The news today is all about flagpoles. Sometimes the poles are used, and sometimes they are blown down. Hmmm …
Sweet Water High School in Alabama has a new flagpole, dedicated and flying the Stars and Stripes.
SWHS dedicates flag pole
On a warm, sunny Sunday afternoon, the sound of taps could be heard playing from Sweet Water High School. The reason for this music was the Flag Pole Dedication Ceremony that was held Sunday, Sept. 9, at 2 p.m. A crowd of about 50 people attended the ceremony which also included a 9-11 remembrance.
Principal Stan Stokley welcomed the guests and Pastor Ed Rose gave the invocation. Byron Vice of the Woodmen of the World spoke about the Woodmen of the World and their donation of flags and flag poles.
Termites, water and flagpoles don’t usually have a lot in common, unless the flagpoles are made from Douglas firs. Then you have to take pests seriously.

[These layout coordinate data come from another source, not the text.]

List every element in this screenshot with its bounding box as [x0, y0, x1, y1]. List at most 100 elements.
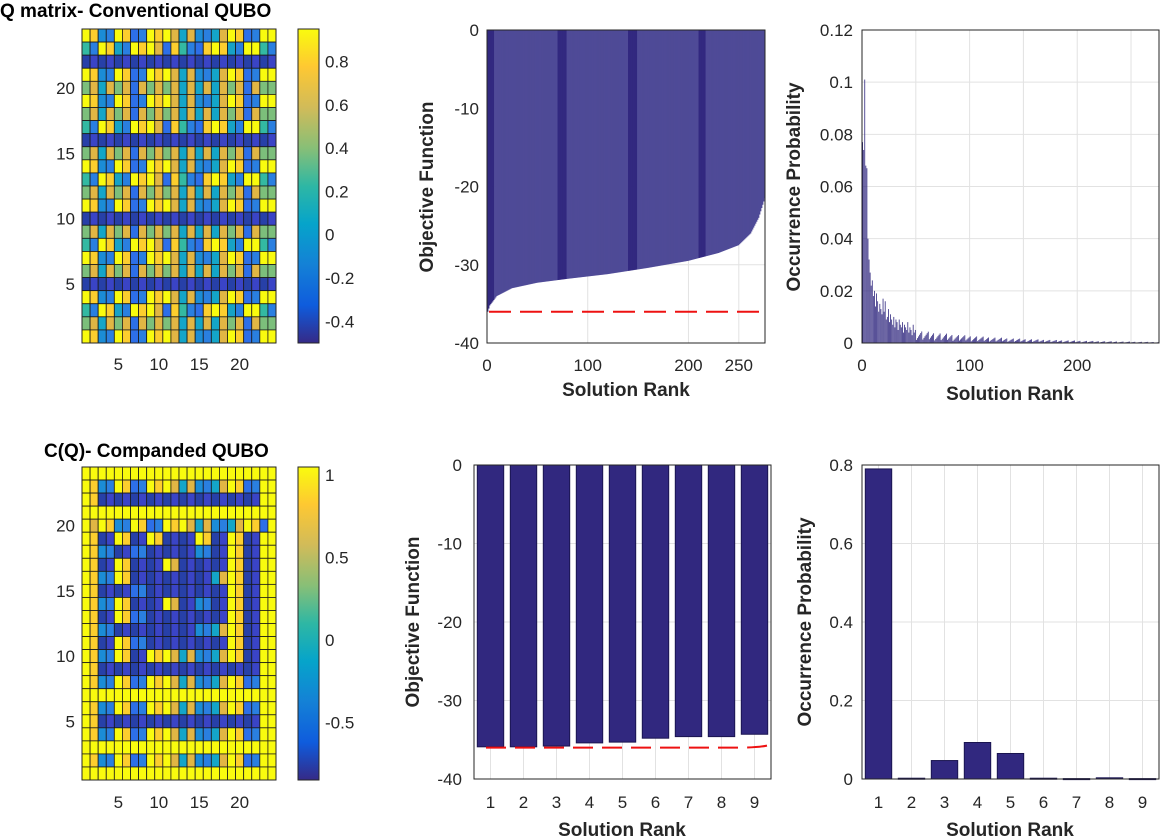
objective-bar	[608, 30, 611, 274]
heatmap-cell	[202, 94, 212, 108]
heatmap-cell	[97, 688, 107, 703]
objective-bar	[521, 30, 523, 287]
objective-bar	[658, 30, 660, 266]
heatmap-cell	[243, 316, 253, 331]
heatmap-cell	[130, 172, 139, 187]
heatmap-cell	[97, 544, 107, 559]
heatmap-cell	[89, 531, 99, 546]
heatmap-cell	[162, 570, 172, 585]
probability-bar	[1092, 340, 1094, 343]
objective-bar	[560, 30, 562, 280]
heatmap-cell	[138, 211, 148, 226]
heatmap-cell	[81, 570, 91, 585]
heatmap-cell	[122, 583, 131, 598]
objective-bar	[550, 30, 552, 281]
probability-bar	[1034, 340, 1036, 343]
probability-bar	[1063, 341, 1065, 343]
heatmap-cell	[259, 54, 269, 69]
probability-bar	[1103, 341, 1105, 343]
heatmap-cell	[170, 610, 180, 624]
objective-bar	[619, 30, 622, 273]
heatmap-cell	[130, 714, 139, 729]
heatmap-cell	[146, 557, 156, 572]
probability-bar	[1064, 341, 1066, 343]
probability-bar	[892, 324, 894, 343]
heatmap-cell	[251, 107, 261, 121]
probability-bar	[881, 314, 883, 343]
objective-bar	[676, 30, 678, 263]
heatmap-cell	[138, 701, 148, 716]
heatmap-cell	[162, 675, 172, 690]
probability-bar	[1140, 341, 1142, 343]
heatmap-cell	[130, 159, 139, 174]
heatmap-cell	[138, 329, 148, 344]
objective-companded-xtick: 2	[519, 793, 528, 812]
heatmap-cell	[235, 610, 245, 624]
heatmap-cell	[89, 753, 99, 768]
heatmap-cell	[178, 67, 188, 82]
heatmap-cell	[113, 753, 123, 768]
probability-bar	[920, 333, 922, 343]
heatmap-cell	[162, 224, 172, 239]
probability-bar	[925, 334, 927, 343]
heatmap-cell	[267, 649, 277, 664]
heatmap-cell	[227, 740, 236, 755]
heatmap-conventional-ytick: 5	[66, 275, 75, 294]
heatmap-cell	[113, 80, 123, 95]
heatmap-cell	[81, 146, 91, 161]
heatmap-cell	[178, 479, 188, 494]
heatmap-cell	[267, 198, 277, 213]
heatmap-cell	[210, 120, 220, 135]
heatmap-cell	[138, 133, 148, 148]
heatmap-cell	[122, 649, 131, 664]
heatmap-cell	[251, 531, 261, 546]
heatmap-cell	[130, 329, 139, 344]
objective-bar	[568, 30, 570, 279]
probability-bar	[969, 336, 971, 343]
heatmap-cell	[170, 688, 180, 703]
heatmap-cell	[162, 290, 172, 305]
heatmap-cell	[227, 557, 236, 572]
heatmap-cell	[227, 80, 236, 95]
heatmap-cell	[81, 623, 91, 637]
probability-bar	[933, 333, 935, 343]
heatmap-cell	[202, 237, 212, 252]
probability-bar	[875, 306, 876, 343]
probability-bar	[1115, 341, 1116, 343]
heatmap-cell	[243, 570, 253, 585]
heatmap-cell	[113, 583, 123, 598]
heatmap-cell	[170, 544, 180, 559]
heatmap-cell	[227, 518, 236, 533]
objective-bar	[494, 30, 496, 299]
heatmap-cell	[202, 753, 212, 768]
heatmap-cell	[97, 466, 107, 481]
heatmap-cell	[210, 251, 220, 265]
probability-bar	[1046, 341, 1048, 343]
heatmap-cell	[81, 583, 91, 598]
heatmap-cell	[154, 531, 164, 546]
probability-bar	[1147, 341, 1149, 343]
heatmap-cell	[202, 316, 212, 331]
heatmap-cell	[227, 303, 236, 318]
probability-bar	[897, 329, 899, 343]
objective-bar	[668, 30, 670, 265]
objective-bar	[586, 30, 589, 277]
heatmap-cell	[186, 753, 196, 768]
objective-bar	[582, 30, 585, 277]
heatmap-cell	[210, 649, 220, 664]
heatmap-cell	[267, 466, 277, 481]
heatmap-cell	[105, 67, 115, 82]
heatmap-cell	[146, 636, 156, 650]
heatmap-cell	[130, 766, 139, 781]
heatmap-cell	[186, 290, 196, 305]
heatmap-cell	[219, 80, 228, 95]
heatmap-cell	[194, 714, 204, 729]
probability-bar	[865, 165, 867, 343]
objective-companded-bars	[476, 464, 769, 748]
heatmap-cell	[130, 185, 139, 200]
objective-bar	[524, 30, 526, 286]
heatmap-cell	[267, 211, 277, 226]
heatmap-cell	[251, 479, 261, 494]
heatmap-cell	[130, 727, 139, 742]
probability-bar	[1040, 340, 1042, 343]
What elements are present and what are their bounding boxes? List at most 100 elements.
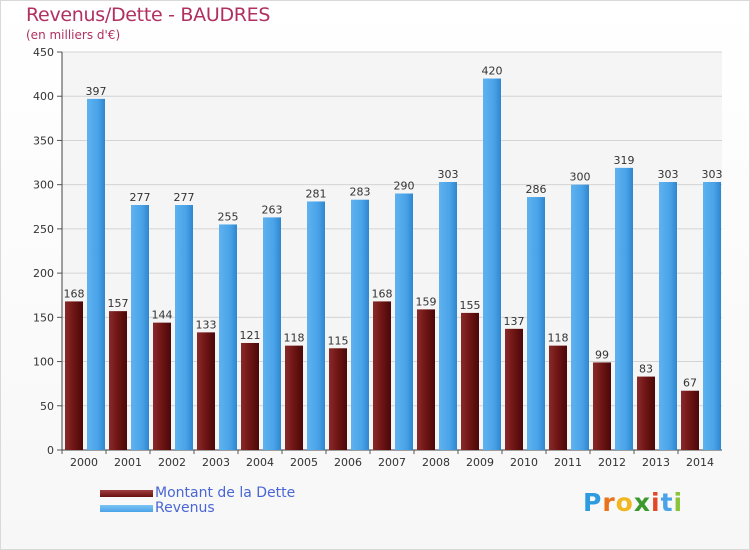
logo-letter: r bbox=[602, 488, 616, 517]
bar-revenus bbox=[439, 182, 457, 450]
data-label-revenus: 303 bbox=[658, 168, 679, 181]
data-label-revenus: 263 bbox=[262, 203, 283, 216]
data-label-dette: 168 bbox=[64, 287, 85, 300]
x-tick-label: 2005 bbox=[290, 456, 318, 469]
legend-label-dette: Montant de la Dette bbox=[155, 485, 296, 501]
data-label-revenus: 290 bbox=[394, 180, 415, 193]
data-label-revenus: 286 bbox=[526, 183, 547, 196]
x-tick-label: 2013 bbox=[642, 456, 670, 469]
data-label-revenus: 397 bbox=[86, 85, 107, 98]
x-tick-label: 2003 bbox=[202, 456, 230, 469]
bar-revenus bbox=[175, 205, 193, 450]
bar-revenus bbox=[87, 98, 105, 451]
legend: Montant de la Dette Revenus bbox=[100, 485, 360, 517]
y-tick-label: 0 bbox=[47, 444, 54, 457]
bar-revenus bbox=[483, 78, 501, 451]
y-tick-label: 350 bbox=[33, 134, 54, 147]
bar-revenus bbox=[395, 193, 413, 450]
bar-dette bbox=[285, 345, 303, 450]
x-tick-label: 2007 bbox=[378, 456, 406, 469]
legend-item-revenus: Revenus bbox=[100, 500, 360, 517]
logo-letter: x bbox=[633, 488, 651, 517]
bar-dette bbox=[153, 322, 171, 450]
data-label-revenus: 319 bbox=[614, 154, 635, 167]
data-label-revenus: 277 bbox=[174, 191, 195, 204]
y-tick-label: 250 bbox=[33, 223, 54, 236]
data-label-dette: 159 bbox=[416, 295, 437, 308]
data-label-dette: 121 bbox=[240, 329, 261, 342]
plot-area bbox=[62, 52, 722, 450]
logo-letter: i bbox=[651, 488, 661, 517]
bar-dette bbox=[241, 342, 259, 450]
x-tick-label: 2006 bbox=[334, 456, 362, 469]
x-tick-label: 2009 bbox=[466, 456, 494, 469]
x-tick-label: 2000 bbox=[70, 456, 98, 469]
bar-revenus bbox=[131, 205, 149, 450]
bar-dette bbox=[329, 348, 347, 450]
proxiti-logo: Proxiti bbox=[583, 488, 683, 517]
bar-revenus bbox=[615, 167, 633, 450]
data-label-dette: 115 bbox=[328, 334, 349, 347]
legend-swatch-revenus bbox=[100, 505, 153, 512]
data-label-revenus: 277 bbox=[130, 191, 151, 204]
bar-dette bbox=[505, 328, 523, 450]
data-label-revenus: 255 bbox=[218, 210, 239, 223]
data-label-dette: 155 bbox=[460, 299, 481, 312]
data-label-dette: 83 bbox=[639, 363, 653, 376]
bar-dette bbox=[65, 301, 83, 450]
bar-dette bbox=[109, 311, 127, 450]
chart-subtitle: (en milliers d'€) bbox=[26, 28, 121, 42]
data-label-revenus: 300 bbox=[570, 171, 591, 184]
x-tick-label: 2010 bbox=[510, 456, 538, 469]
logo-letter: i bbox=[673, 488, 684, 517]
legend-item-dette: Montant de la Dette bbox=[100, 485, 360, 502]
bar-revenus bbox=[527, 197, 545, 450]
bar-revenus bbox=[571, 184, 589, 450]
logo-letter: P bbox=[583, 488, 603, 517]
x-tick-label: 2014 bbox=[686, 456, 714, 469]
y-tick-label: 50 bbox=[40, 400, 54, 413]
x-tick-label: 2001 bbox=[114, 456, 142, 469]
bar-revenus bbox=[263, 217, 281, 450]
bar-dette bbox=[373, 301, 391, 450]
legend-swatch-dette bbox=[100, 490, 153, 497]
bar-revenus bbox=[219, 224, 237, 450]
y-tick-label: 400 bbox=[33, 90, 54, 103]
data-label-dette: 168 bbox=[372, 287, 393, 300]
y-tick-label: 200 bbox=[33, 267, 54, 280]
data-label-dette: 67 bbox=[683, 377, 697, 390]
bar-revenus bbox=[307, 201, 325, 450]
bar-dette bbox=[417, 309, 435, 450]
x-tick-label: 2008 bbox=[422, 456, 450, 469]
x-tick-label: 2011 bbox=[554, 456, 582, 469]
y-tick-label: 450 bbox=[33, 46, 54, 59]
bar-revenus bbox=[703, 182, 721, 450]
y-tick-label: 300 bbox=[33, 179, 54, 192]
data-label-revenus: 281 bbox=[306, 187, 327, 200]
data-label-revenus: 420 bbox=[482, 65, 503, 78]
legend-label-revenus: Revenus bbox=[155, 500, 215, 516]
bar-dette bbox=[681, 390, 699, 450]
data-label-dette: 157 bbox=[108, 297, 129, 310]
bar-dette bbox=[461, 312, 479, 450]
bar-revenus bbox=[351, 199, 369, 450]
data-label-dette: 118 bbox=[548, 332, 569, 345]
y-tick-label: 150 bbox=[33, 311, 54, 324]
data-label-dette: 144 bbox=[152, 309, 173, 322]
logo-letter: o bbox=[615, 488, 634, 517]
logo-letter: t bbox=[660, 488, 674, 517]
y-tick-label: 100 bbox=[33, 356, 54, 369]
x-tick-label: 2002 bbox=[158, 456, 186, 469]
data-label-dette: 137 bbox=[504, 315, 525, 328]
data-label-dette: 99 bbox=[595, 348, 609, 361]
chart-title: Revenus/Dette - BAUDRES bbox=[26, 4, 271, 26]
bar-dette bbox=[637, 376, 655, 450]
bar-revenus bbox=[659, 182, 677, 450]
data-label-revenus: 303 bbox=[438, 168, 459, 181]
x-tick-label: 2012 bbox=[598, 456, 626, 469]
bar-dette bbox=[197, 332, 215, 450]
bar-dette bbox=[549, 345, 567, 450]
data-label-revenus: 283 bbox=[350, 186, 371, 199]
data-label-revenus: 303 bbox=[702, 168, 723, 181]
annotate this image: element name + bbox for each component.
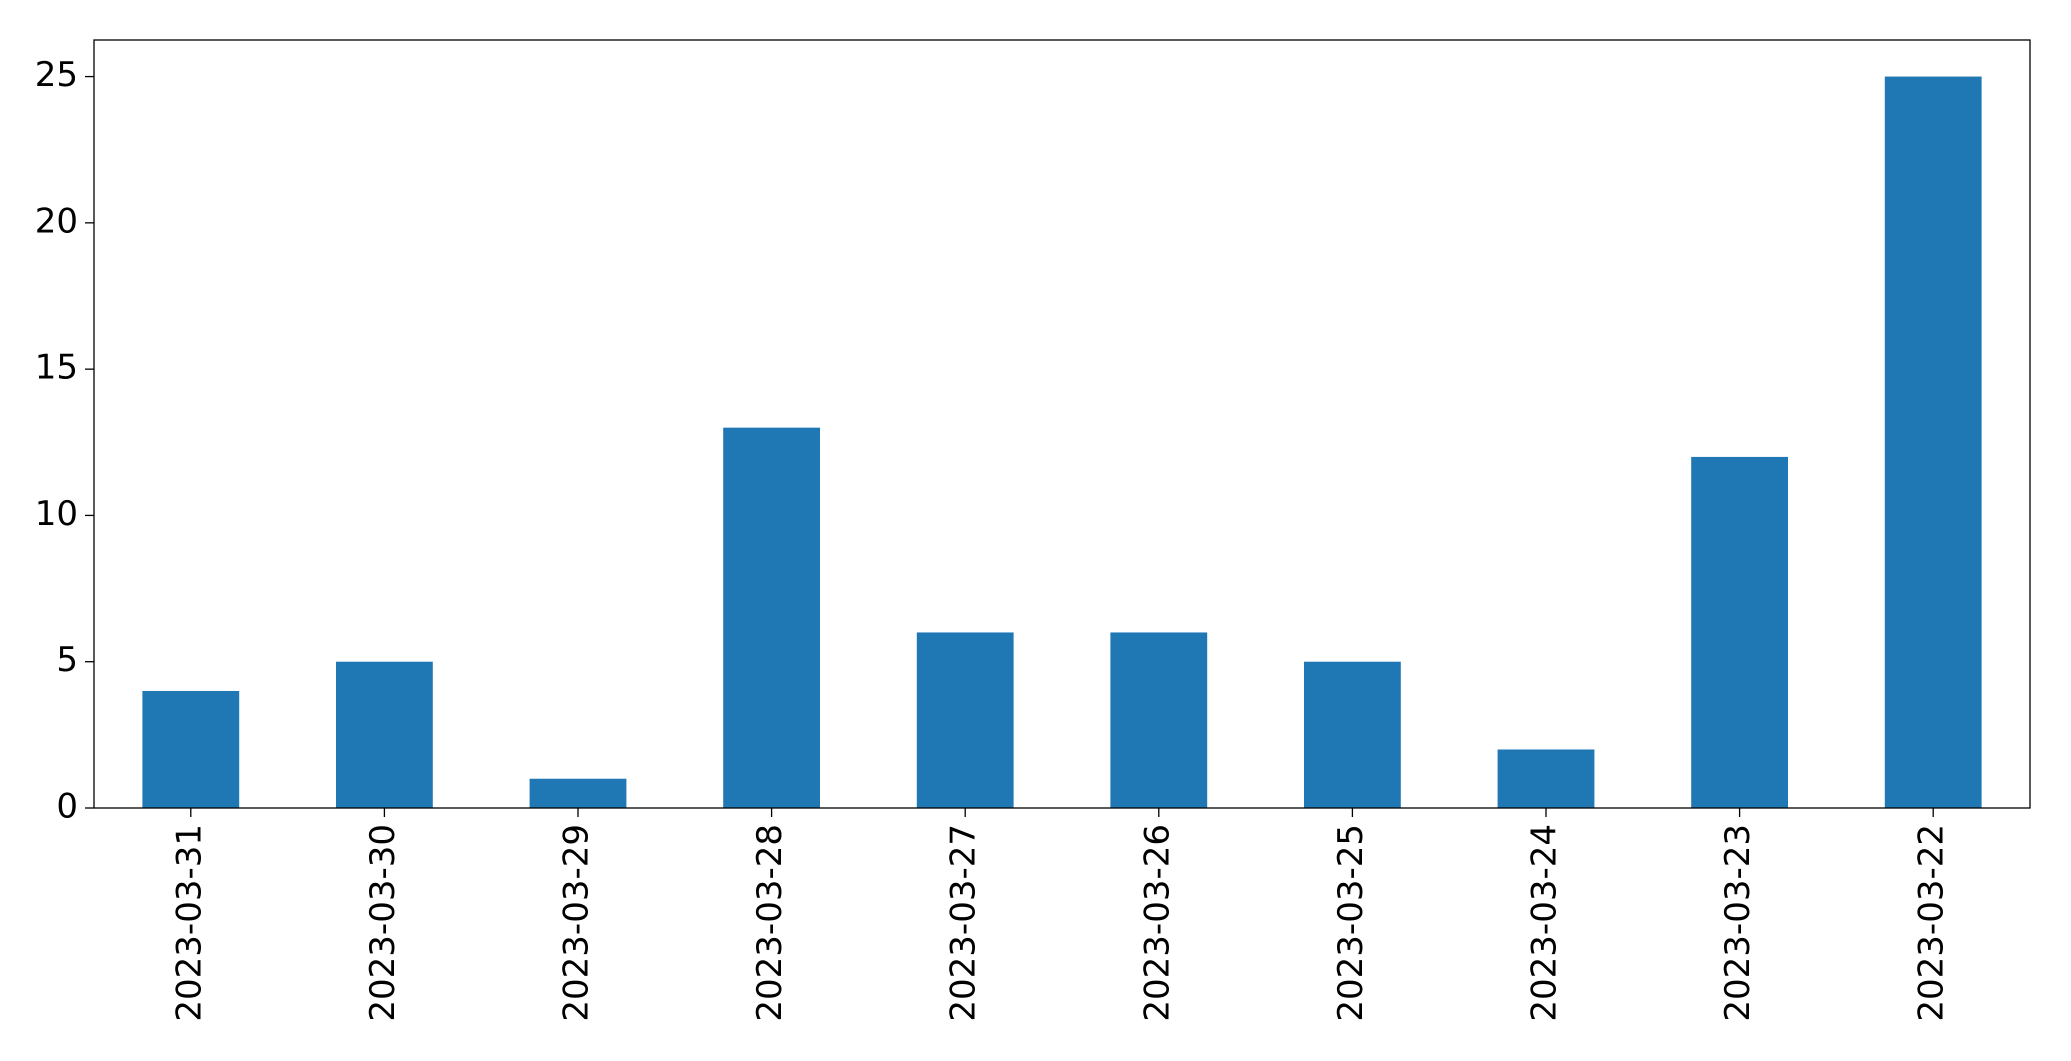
bar <box>1304 661 1401 808</box>
x-tick-label: 2023-03-31 <box>169 824 209 1022</box>
bar <box>142 690 240 808</box>
bar <box>1884 76 1982 809</box>
x-tick-label: 2023-03-22 <box>1912 824 1952 1022</box>
bar <box>916 632 1014 808</box>
x-tick-label: 2023-03-25 <box>1331 824 1371 1022</box>
x-tick-label: 2023-03-29 <box>557 824 597 1022</box>
y-tick-label: 20 <box>35 201 78 241</box>
x-tick-label: 2023-03-23 <box>1718 824 1758 1022</box>
y-tick-label: 10 <box>35 494 78 534</box>
x-tick-label: 2023-03-26 <box>1137 824 1177 1022</box>
bar <box>529 778 627 808</box>
x-tick-label: 2023-03-28 <box>750 824 790 1022</box>
y-tick-label: 15 <box>35 348 78 388</box>
bar <box>1497 749 1595 808</box>
bar <box>723 427 820 808</box>
y-tick-label: 0 <box>56 787 78 827</box>
y-tick-label: 25 <box>35 55 78 95</box>
x-tick-label: 2023-03-30 <box>363 824 403 1022</box>
x-tick-label: 2023-03-24 <box>1525 824 1565 1022</box>
bar <box>1110 632 1208 808</box>
x-tick-label: 2023-03-27 <box>944 824 984 1022</box>
bar <box>336 661 433 808</box>
y-tick-label: 5 <box>56 640 78 680</box>
bar <box>1691 456 1788 808</box>
plot-frame <box>93 39 2031 809</box>
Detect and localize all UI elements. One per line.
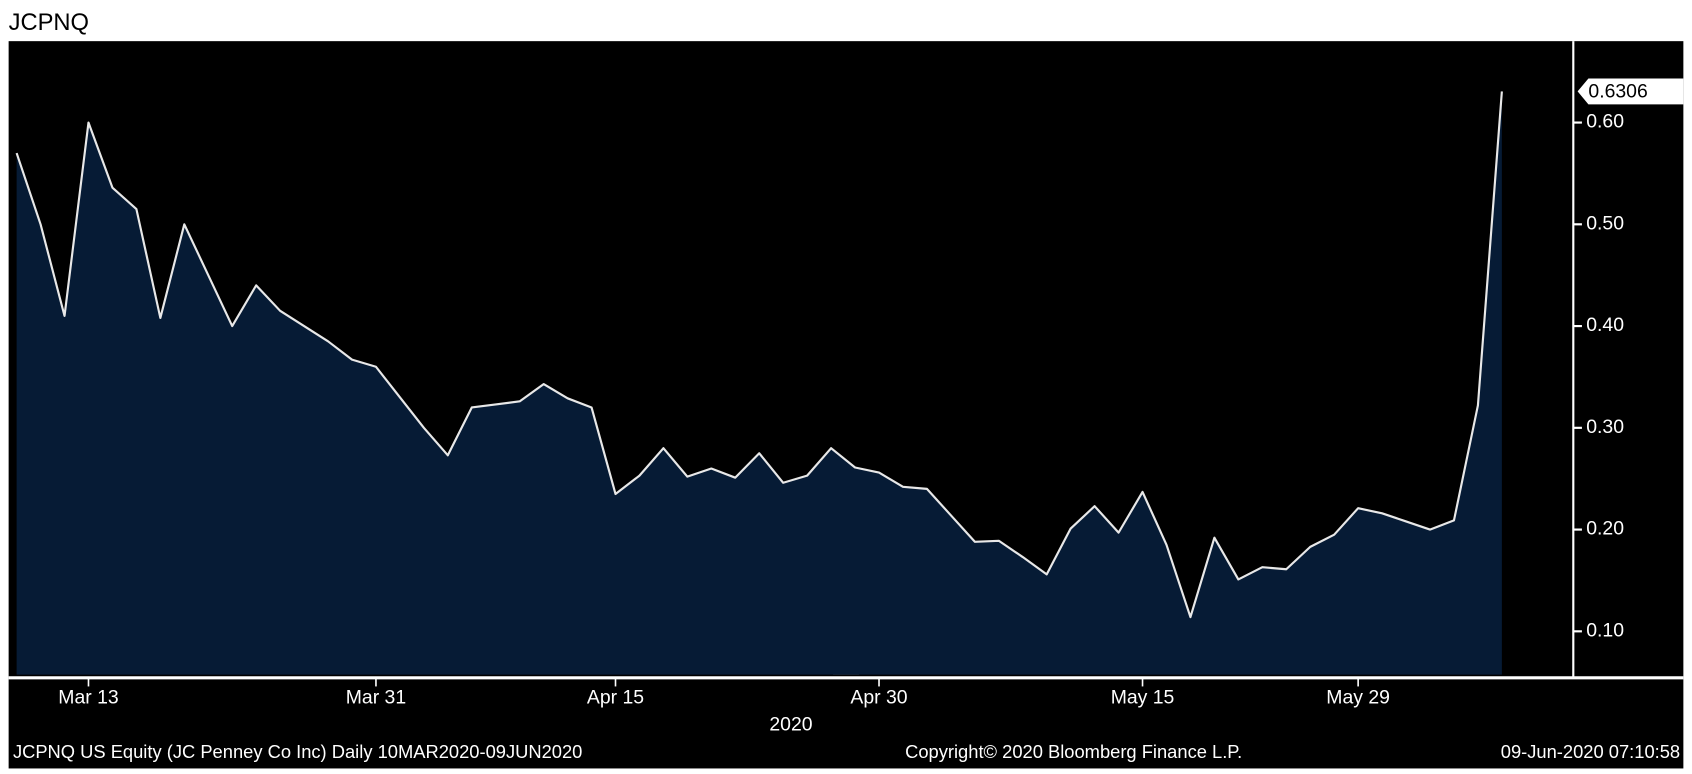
y-tick-label: 0.10: [1586, 619, 1624, 641]
area: [16, 91, 1502, 675]
x-tick-label: Mar 31: [346, 686, 406, 708]
line: [15, 91, 1503, 619]
x-tick-label: Apr 15: [587, 686, 644, 708]
x-tick-label: May 15: [1111, 686, 1175, 708]
footer-center: Copyright© 2020 Bloomberg Finance L.P.: [905, 741, 1242, 762]
y-tick-label: 0.40: [1586, 314, 1624, 336]
x-tick-label: Apr 30: [850, 686, 907, 708]
x-tick-label: May 29: [1326, 686, 1390, 708]
last-value-label: 0.6306: [1588, 81, 1647, 103]
last-value-box: [1577, 78, 1684, 105]
chart-title: JCPNQ: [9, 10, 89, 36]
y-tick-label: 0.30: [1586, 416, 1624, 438]
footer-left: JCPNQ US Equity (JC Penney Co Inc) Daily…: [13, 741, 582, 762]
y-tick-label: 0.20: [1586, 518, 1624, 540]
y-tick-label: 0.60: [1586, 111, 1624, 133]
x-axis-label: 2020: [769, 713, 812, 735]
x-tick-label: Mar 13: [58, 686, 118, 708]
y-tick-label: 0.50: [1586, 212, 1624, 234]
footer-right: 09-Jun-2020 07:10:58: [1501, 741, 1680, 762]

Winds blow down Capitol’s last flagpole
The Capitol had two 60-foot high wooden flagpoles on either side of its main entrance. Winds on Aug. 12 knocked down the west flagpole, which had supported the U.S. and prisoner-of-war flags.
After that, all the flags flew from the east pole, which previously supported the Missouri flag. But that pole blew down and damaged a tree as powerful storms moved across the state late Wednesday night and early Thursday morning.
The poles, which were more than 12 years old, had become weakened by water and termites, said Dave Mosby, director of the state’s Facilities Management, Design and Construction Division.
After the first pole fell, state officials suspected the second pole might also be damaged and so ordered two new aluminum flagpoles last week at a cost of about $39,000, Mosby said. It could take six-to-eight weeks for the new poles to arrive.